Dear Steve, the internet is full of videos on the topic of euler's number, e, so you must think: oh god not another one of those. However I find that there is something that I don't like about most explanation videos: most videos begin by explaining exponential functions in general, then introduce "e" in a way that seems unrelated to exponentials. Finally, the amazing properties of "e" are demonstrated while it remains a mystery why this number has these properties to begin with. As you can tell, I really don't like this approach so I would like present a different explanation. If you like, you are free to use it for a video. First consider trying to find the derivative of f(x) = 10^x We do this from scratch, starting with the definition of a derivative f'(x) = 10^(x+h) - 10^(x) / h = 10^x * (10^h - 1)/h

Note here that the first term 10^x is simply f(x), and that the second term (10^h-1)/h is simply f'(0).

f'(x) = f(x) * f(0)

A pretty cool property that all exponential functions have, no matter what base you choose. However, now we are stuck, because we don't have any method to determine the value of f'(0).
WOULDN'T IT BE NICE if f'(0) would just nicely equal to 1? Well, that may not be the case for base 10 exponentials, but we can safely claim that there must be some base value "a" where f'(0)=1. You can support this using a graph like this one __https://www.desmos.com/calculator/ukstxtoen1__

Euler's number can then just be defined as the number that has this property. You could then go into methods to find a good approximation. Summarizing, we have "invented" Euler's number because this was our only hope at ever finding the derivative of an exponential function. No need to convince anyone why it is useful. I hope you like this approach, let me know what you think if you see this :)

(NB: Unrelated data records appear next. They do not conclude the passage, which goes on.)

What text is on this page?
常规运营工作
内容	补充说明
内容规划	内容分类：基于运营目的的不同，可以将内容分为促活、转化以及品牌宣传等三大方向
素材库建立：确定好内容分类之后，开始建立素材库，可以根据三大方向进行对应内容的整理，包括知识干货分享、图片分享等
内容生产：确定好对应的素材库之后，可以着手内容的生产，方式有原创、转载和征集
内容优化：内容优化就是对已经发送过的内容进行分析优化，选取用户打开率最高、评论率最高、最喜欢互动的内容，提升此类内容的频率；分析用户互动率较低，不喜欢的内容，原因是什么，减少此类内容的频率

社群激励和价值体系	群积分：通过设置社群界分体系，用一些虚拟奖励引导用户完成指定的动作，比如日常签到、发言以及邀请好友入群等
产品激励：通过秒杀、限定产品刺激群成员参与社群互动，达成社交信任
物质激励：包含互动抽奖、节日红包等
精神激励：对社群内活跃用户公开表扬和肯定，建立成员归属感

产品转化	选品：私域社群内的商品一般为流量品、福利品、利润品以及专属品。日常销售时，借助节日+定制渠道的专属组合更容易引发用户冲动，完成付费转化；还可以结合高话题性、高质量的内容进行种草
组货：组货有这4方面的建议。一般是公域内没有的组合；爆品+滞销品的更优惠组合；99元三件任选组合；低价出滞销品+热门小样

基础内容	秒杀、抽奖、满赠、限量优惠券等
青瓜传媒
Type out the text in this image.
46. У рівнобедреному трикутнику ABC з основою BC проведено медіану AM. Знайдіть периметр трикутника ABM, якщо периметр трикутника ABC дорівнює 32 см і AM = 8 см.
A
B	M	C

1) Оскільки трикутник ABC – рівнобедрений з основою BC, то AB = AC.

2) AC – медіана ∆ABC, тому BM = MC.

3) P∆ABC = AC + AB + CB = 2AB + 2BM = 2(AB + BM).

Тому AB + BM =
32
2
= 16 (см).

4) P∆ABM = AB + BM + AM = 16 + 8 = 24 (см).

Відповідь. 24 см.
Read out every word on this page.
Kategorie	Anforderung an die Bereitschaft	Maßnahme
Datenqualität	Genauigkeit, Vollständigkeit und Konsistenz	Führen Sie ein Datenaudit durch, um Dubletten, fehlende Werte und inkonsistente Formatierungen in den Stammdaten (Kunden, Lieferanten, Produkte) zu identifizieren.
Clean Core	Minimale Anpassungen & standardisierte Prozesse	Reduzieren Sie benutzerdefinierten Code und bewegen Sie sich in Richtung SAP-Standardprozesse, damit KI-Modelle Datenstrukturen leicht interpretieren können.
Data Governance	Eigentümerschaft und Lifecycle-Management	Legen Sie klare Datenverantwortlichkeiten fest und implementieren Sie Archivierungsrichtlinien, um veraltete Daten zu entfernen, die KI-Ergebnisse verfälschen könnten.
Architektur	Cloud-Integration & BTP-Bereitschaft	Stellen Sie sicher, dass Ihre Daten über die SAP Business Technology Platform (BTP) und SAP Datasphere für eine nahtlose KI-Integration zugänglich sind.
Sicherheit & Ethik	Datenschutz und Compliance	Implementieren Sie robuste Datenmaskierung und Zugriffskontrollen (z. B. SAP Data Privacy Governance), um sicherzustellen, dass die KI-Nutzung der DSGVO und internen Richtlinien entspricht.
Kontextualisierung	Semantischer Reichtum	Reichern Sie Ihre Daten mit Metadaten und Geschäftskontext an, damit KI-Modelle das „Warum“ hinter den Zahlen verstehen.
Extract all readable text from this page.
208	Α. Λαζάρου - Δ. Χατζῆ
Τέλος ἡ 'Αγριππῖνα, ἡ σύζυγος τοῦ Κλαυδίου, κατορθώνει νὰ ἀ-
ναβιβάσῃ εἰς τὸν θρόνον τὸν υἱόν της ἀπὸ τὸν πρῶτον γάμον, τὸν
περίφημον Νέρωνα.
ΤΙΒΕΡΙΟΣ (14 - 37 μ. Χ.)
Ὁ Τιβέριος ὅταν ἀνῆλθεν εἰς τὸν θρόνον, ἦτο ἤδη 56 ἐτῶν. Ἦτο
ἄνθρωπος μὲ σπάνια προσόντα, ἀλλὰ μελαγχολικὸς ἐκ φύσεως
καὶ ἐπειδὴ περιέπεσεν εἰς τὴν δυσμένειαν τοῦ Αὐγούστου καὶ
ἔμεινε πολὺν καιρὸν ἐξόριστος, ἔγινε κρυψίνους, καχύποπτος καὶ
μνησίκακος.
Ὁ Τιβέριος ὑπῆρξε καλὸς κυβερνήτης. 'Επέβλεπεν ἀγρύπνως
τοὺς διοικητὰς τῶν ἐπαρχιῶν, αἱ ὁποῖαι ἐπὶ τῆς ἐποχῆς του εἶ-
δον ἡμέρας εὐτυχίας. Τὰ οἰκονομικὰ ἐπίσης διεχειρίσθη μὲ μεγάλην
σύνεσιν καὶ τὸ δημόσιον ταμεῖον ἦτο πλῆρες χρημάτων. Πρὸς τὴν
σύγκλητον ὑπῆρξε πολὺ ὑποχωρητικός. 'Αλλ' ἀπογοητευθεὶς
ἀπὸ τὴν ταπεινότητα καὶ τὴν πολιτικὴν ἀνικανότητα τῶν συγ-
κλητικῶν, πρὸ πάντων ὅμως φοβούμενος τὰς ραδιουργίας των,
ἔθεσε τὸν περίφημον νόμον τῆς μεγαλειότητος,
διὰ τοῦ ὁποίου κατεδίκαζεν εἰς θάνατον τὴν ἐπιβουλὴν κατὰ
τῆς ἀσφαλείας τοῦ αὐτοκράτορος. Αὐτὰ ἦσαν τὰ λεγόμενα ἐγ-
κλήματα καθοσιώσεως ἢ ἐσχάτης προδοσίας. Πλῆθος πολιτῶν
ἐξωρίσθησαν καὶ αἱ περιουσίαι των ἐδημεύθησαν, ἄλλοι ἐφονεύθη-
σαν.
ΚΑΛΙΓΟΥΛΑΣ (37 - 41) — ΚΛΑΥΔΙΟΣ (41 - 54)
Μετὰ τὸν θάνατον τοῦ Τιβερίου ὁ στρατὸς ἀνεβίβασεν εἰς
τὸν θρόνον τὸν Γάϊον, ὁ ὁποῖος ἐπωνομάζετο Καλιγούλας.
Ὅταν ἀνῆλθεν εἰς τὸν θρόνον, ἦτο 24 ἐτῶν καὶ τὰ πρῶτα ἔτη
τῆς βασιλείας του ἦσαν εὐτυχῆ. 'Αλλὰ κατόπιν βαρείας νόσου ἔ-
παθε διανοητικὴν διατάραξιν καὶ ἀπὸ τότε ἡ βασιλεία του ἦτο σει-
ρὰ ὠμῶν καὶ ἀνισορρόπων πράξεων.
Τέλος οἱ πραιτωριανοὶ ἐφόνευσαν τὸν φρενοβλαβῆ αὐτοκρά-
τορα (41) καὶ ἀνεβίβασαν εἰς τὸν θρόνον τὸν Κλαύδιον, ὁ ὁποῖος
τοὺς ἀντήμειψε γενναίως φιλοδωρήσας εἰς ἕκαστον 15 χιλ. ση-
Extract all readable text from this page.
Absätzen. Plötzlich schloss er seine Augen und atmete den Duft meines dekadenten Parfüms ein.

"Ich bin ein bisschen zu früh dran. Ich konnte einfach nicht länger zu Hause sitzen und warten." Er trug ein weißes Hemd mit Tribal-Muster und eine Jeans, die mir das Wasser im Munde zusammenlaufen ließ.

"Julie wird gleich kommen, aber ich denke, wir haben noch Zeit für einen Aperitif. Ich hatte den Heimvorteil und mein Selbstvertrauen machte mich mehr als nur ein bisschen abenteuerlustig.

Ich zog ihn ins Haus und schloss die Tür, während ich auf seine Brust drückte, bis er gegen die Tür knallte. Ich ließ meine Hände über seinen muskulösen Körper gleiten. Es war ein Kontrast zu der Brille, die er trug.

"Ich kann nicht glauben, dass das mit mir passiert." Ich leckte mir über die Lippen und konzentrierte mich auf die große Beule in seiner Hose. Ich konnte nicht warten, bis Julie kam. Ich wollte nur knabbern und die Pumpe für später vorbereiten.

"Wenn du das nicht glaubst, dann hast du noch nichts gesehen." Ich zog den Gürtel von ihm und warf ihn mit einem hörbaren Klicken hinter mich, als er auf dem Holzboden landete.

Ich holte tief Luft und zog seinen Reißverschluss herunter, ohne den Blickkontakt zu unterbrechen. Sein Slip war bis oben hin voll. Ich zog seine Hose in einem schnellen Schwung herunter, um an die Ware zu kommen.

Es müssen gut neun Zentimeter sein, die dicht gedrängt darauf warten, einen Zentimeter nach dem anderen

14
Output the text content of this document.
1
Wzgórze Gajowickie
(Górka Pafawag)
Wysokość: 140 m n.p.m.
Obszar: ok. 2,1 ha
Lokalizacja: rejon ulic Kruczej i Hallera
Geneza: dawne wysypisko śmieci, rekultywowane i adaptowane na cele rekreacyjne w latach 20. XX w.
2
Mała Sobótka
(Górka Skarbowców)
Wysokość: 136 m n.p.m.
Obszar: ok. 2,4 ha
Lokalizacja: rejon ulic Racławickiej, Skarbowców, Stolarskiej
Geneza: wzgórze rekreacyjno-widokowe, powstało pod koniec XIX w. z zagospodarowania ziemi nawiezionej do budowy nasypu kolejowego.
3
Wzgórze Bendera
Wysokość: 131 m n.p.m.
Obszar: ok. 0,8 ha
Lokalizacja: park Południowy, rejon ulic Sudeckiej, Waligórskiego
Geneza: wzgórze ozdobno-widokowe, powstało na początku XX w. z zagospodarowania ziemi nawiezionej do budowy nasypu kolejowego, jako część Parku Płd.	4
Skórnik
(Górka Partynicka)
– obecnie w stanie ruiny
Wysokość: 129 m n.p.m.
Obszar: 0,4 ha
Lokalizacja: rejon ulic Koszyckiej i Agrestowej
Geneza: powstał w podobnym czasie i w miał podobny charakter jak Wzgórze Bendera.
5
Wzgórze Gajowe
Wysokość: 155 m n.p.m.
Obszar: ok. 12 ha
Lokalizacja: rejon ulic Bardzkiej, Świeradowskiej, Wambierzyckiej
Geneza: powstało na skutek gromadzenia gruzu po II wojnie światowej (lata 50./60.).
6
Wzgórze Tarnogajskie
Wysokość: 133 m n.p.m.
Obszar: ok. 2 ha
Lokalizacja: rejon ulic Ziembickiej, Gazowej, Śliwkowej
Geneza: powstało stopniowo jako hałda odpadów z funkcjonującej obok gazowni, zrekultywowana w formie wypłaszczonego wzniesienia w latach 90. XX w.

Steve, if you see this, I want to close by saying that I love your videos, I watch every single one of them. So thank you!

Regards, Kasper Arfman

Nice approach. That's how I introduced e in high school calculus. We looked at y = 2^x and y = 3^x and zeroed in on a base which must lie between 2 and 3 so that your limit is 1.

Are you familiar with Jacob Bernoulli's method using compound interest to obtain e? He is actually the first person to discover it. He found it by using the compound interest formula for investing $1 for 1 year at 100% per year compounded n times per year. Euler was the one who first who introduced this number as the base for a logarithmic function as he found that by taking the derivative of this this function he produced Bernoulli's expression.

Another fun fact. It was Roger Cotes in 1714 who first wrote out:

ix = ln(cox(x) + i sin(x)) thus beating Euler to the punch line. Euler found the infinite series expansion for for e and thus e^x ( plus a whole whack load of other stuff) and that's probably why he gets his name attached to it.